Goltsblat BLP lawyers lift the suppliers’ obligation to issue thousands of corrective VAT invoices upon bonuses’ accrual
The full text of the decision of the Supreme Arbitration Court of the Russian Federation on Avtoframos et al. v. Government of the Russian Federation (Decision of 11 January 2013 on case No. 13825/12) became available last weekend. The issue that the number of corrective VAT invoices issued to buyers in the event of bonus accrual should be equal to that of original VAT invoices and contain triple line-by-line reiteration thereof (Resolution No. 1137 of 26 December 2011) was contested during the case. For the first time ever, the Supreme Arbitration Court examined whether a tax-related Resolution of the Russian Government complied with the law pursuant to a lawsuit filed by Goltsblat BLP on behalf of a group of claimants: Avtoframos, Alliance Healthcare Rus, Jaguar Land Rover, Philips, Volvo Cars, and Xerox (CIS).

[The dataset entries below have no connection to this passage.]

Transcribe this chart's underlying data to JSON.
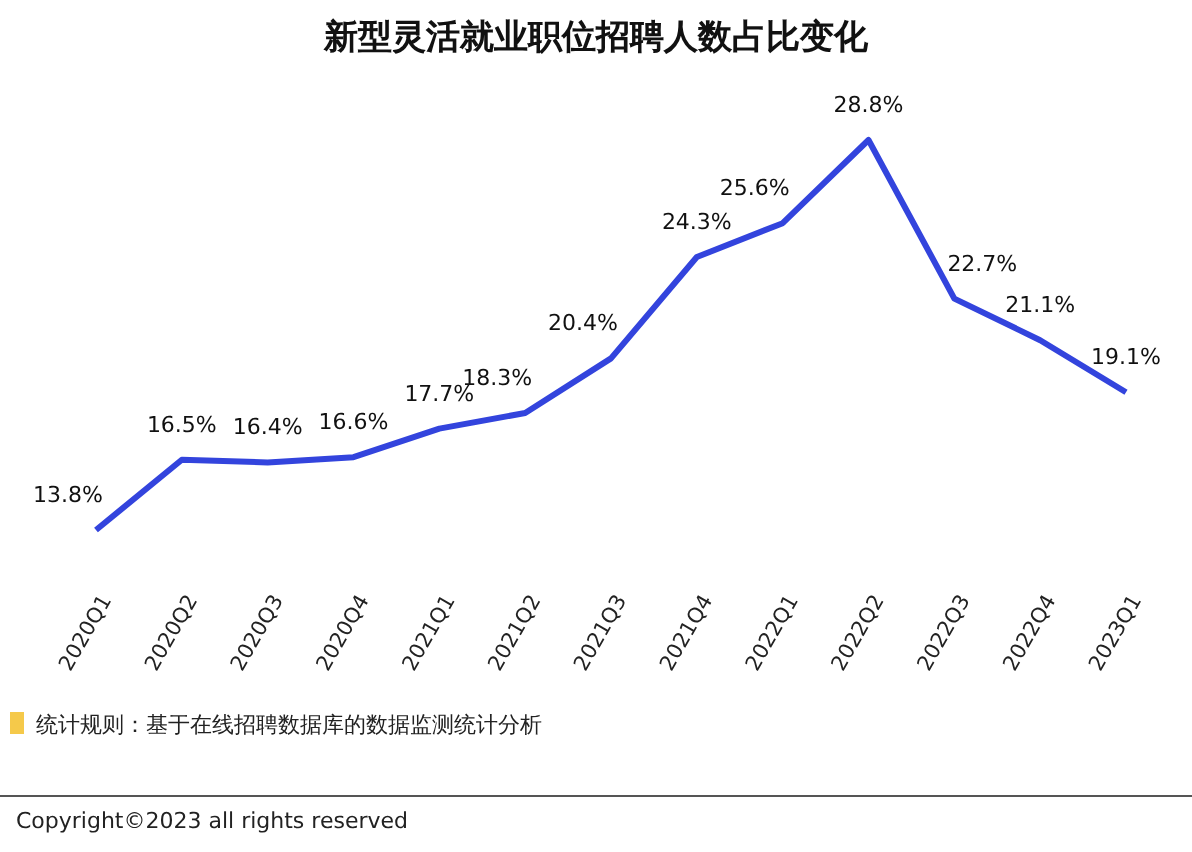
{
  "chart_data": {
    "type": "line",
    "title": "新型灵活就业职位招聘人数占比变化",
    "categories": [
      "2020Q1",
      "2020Q2",
      "2020Q3",
      "2020Q4",
      "2021Q1",
      "2021Q2",
      "2021Q3",
      "2021Q4",
      "2022Q1",
      "2022Q2",
      "2022Q3",
      "2022Q4",
      "2023Q1"
    ],
    "values": [
      13.8,
      16.5,
      16.4,
      16.6,
      17.7,
      18.3,
      20.4,
      24.3,
      25.6,
      28.8,
      22.7,
      21.1,
      19.1
    ],
    "color": "#3344dd",
    "value_labels": [
      "13.8%",
      "16.5%",
      "16.4%",
      "16.6%",
      "17.7%",
      "18.3%",
      "20.4%",
      "24.3%",
      "25.6%",
      "28.8%",
      "22.7%",
      "21.1%",
      "19.1%"
    ],
    "annotations": [
      "统计规则：基于在线招聘数据库的数据监测统计分析",
      "Copyright©2023 all rights reserved"
    ]
  }
}
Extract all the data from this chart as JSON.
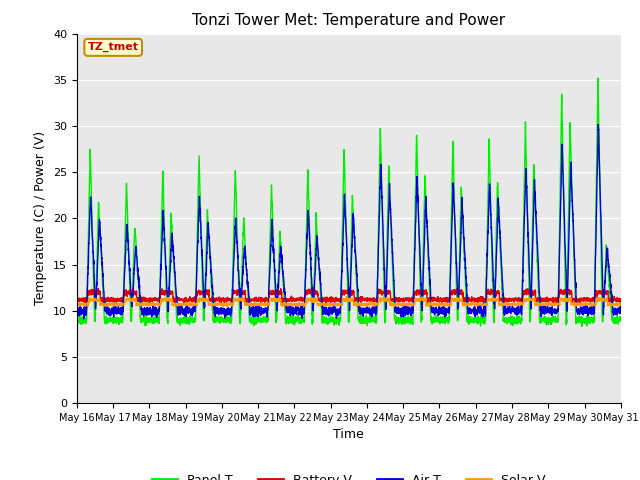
{
  "title": "Tonzi Tower Met: Temperature and Power",
  "xlabel": "Time",
  "ylabel": "Temperature (C) / Power (V)",
  "ylim": [
    0,
    40
  ],
  "yticks": [
    0,
    5,
    10,
    15,
    20,
    25,
    30,
    35,
    40
  ],
  "bg_color": "#e8e8e8",
  "annotation_text": "TZ_tmet",
  "annotation_bg": "#ffffcc",
  "annotation_border": "#cc8800",
  "annotation_text_color": "#cc0000",
  "colors": {
    "Panel T": "#00ee00",
    "Battery V": "#dd0000",
    "Air T": "#0000dd",
    "Solar V": "#ff9900"
  },
  "panel_peaks1": [
    27.5,
    24.0,
    25.2,
    27.0,
    25.6,
    23.7,
    25.5,
    27.7,
    30.0,
    29.0,
    28.5,
    28.5,
    30.2,
    33.5,
    35.2
  ],
  "panel_peaks2": [
    22.0,
    19.5,
    20.5,
    21.0,
    20.0,
    18.5,
    20.0,
    22.5,
    25.5,
    24.5,
    23.5,
    24.0,
    26.0,
    30.5,
    17.0
  ],
  "air_peaks1": [
    22.5,
    19.5,
    20.5,
    22.5,
    20.0,
    19.5,
    21.0,
    22.5,
    26.0,
    24.5,
    24.0,
    24.0,
    25.5,
    28.0,
    30.5
  ],
  "air_peaks2": [
    20.0,
    17.0,
    18.5,
    19.5,
    17.0,
    17.0,
    18.0,
    20.5,
    23.5,
    22.0,
    22.0,
    22.0,
    24.0,
    26.0,
    17.0
  ],
  "panel_base": 9.0,
  "air_base": 10.0,
  "batt_base": 11.2,
  "solar_base": 10.7
}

In addition to legal arguments, Goltsblat BLP's lawyers emphasised that it would be impossible to draft dozens, hundreds of thousands or even millions of corrective VAT invoices and they substantiated acceptability, upon bonus accrual, of issuing a single corrective VAT invoice with just three lines: prior to accrual, after accrual and the difference.

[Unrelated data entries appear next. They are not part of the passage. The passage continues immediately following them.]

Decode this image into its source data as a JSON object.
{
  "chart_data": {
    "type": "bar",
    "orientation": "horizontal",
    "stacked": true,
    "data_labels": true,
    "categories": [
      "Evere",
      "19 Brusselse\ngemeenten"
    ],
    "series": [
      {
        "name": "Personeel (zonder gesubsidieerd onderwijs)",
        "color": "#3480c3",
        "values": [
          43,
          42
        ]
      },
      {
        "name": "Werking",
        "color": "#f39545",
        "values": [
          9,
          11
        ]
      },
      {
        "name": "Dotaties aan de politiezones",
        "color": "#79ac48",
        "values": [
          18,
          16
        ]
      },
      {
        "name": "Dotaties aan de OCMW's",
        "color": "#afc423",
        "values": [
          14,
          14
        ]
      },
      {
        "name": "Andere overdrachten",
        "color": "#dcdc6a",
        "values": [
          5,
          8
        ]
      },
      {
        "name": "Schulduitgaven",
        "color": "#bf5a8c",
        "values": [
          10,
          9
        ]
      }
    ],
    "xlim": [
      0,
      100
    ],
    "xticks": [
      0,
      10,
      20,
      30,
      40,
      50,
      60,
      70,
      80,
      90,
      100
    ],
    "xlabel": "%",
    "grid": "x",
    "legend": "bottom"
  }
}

Since the clients alongside most of their peers were interested in a practical result, one of the solutions to the court suggested by Goltsblat BLP was to deny the claim and to indicate that the Resolution did not preclude issue of such a single corrective VAT invoice. This was indeed the solution adopted.
The court document states that, in the context of Chapter 21 of the Russian Tax Code, the concepts of “value” and “price” differ from each other, with value reflecting revenues and price being determined per product item, so it is the latter that may be changed by agreement between the parties. Value may be modified owing to a change in either the price or the quantity of goods or otherwise but only the concepts of “price” and “quantity” are defined.

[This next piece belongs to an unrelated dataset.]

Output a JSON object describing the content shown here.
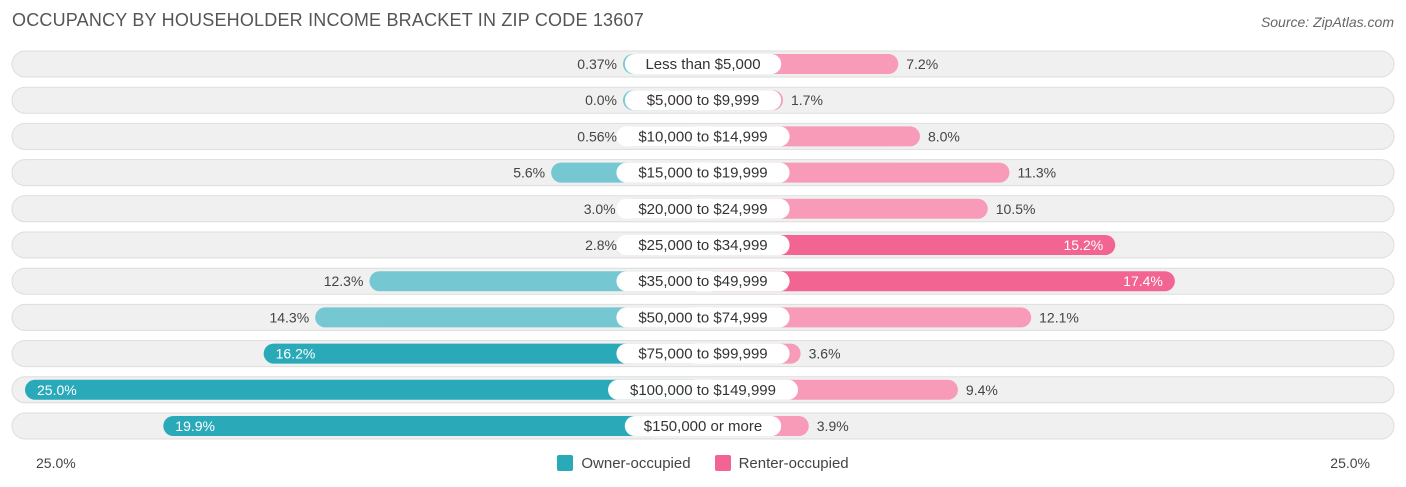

In this connection, the mechanism for adjusting VAT invoices is designated for situations relating to change of value owing to an alteration of the price per item or the quantity of goods and not for bonus accrual. Since Chapter 21 of the Russian Tax Code does not contain any special rules relating to bonuses, the Government did not have to establish any rules for drafting corrective VAT invoices relating to bonuses and indeed did not do so. This is why the rules are not in conflict with the law.
So the format of corrective VAT invoices and the rules for drafting them do not apply to bonus accrual.
The literal interpretation of the decision prompts the conclusion that it restores the position that existed before the corrective VAT invoice mechanism was introduced and that the result of bonus accrual should be a reduction in the supplier's tax base, with a simultaneous cut in the buyer's deductions (as specified in the famous Resolution of the Presidium of the Supreme Arbitration Court on the Leroy Merlin Vostok case). This is permitted during the accrual period (on the basis of another resolution - on the Equant case).
At the same time, the mechanism for documenting the grounds for VAT re-assessment was not disclosed within Leroy Merlin Vostok. This might be done through so-called negative VAT invoices, which were not then recognised by the code and which, in essence, are today called corrective VAT invoices. That is why Goltsblat BLP's tax lawyers recommend issuing corrective VAT invoices — one per bonus — consisting of three lines (as specified above).
So, for now, the issue relating to corrective VAT invoices has been settled and bonuses may continue to be used without improper documentary burden.
At your request, we may provide you with a unified corrective VAT invoice sample developed and submitted to the court during the court proceedings and, if required, assist in its implementation.
Goltsblat BLP Partner and Head of Tax Evgeny Timofeev, who acted in the class action in court, says: "As I see it, there have been two highly resonant court actions in 2012: the Leroy Merlin Vostok case, which was won by the taxpayer but virtually plunged into a stupor every industry that makes use of bonuses to buyers, and this case, formally lost but putting an end to the stupor. Of course, ideally, bonuses should be VAT neutral but, until this is achieved, the current verdict seems to be the optimum solution. I am deeply satisfied with the court decision.”
The litigation was supported by the Goltsblat BLP Tax Practice led by Evgeny Timofeev, Senior Partner and Head of the Practice.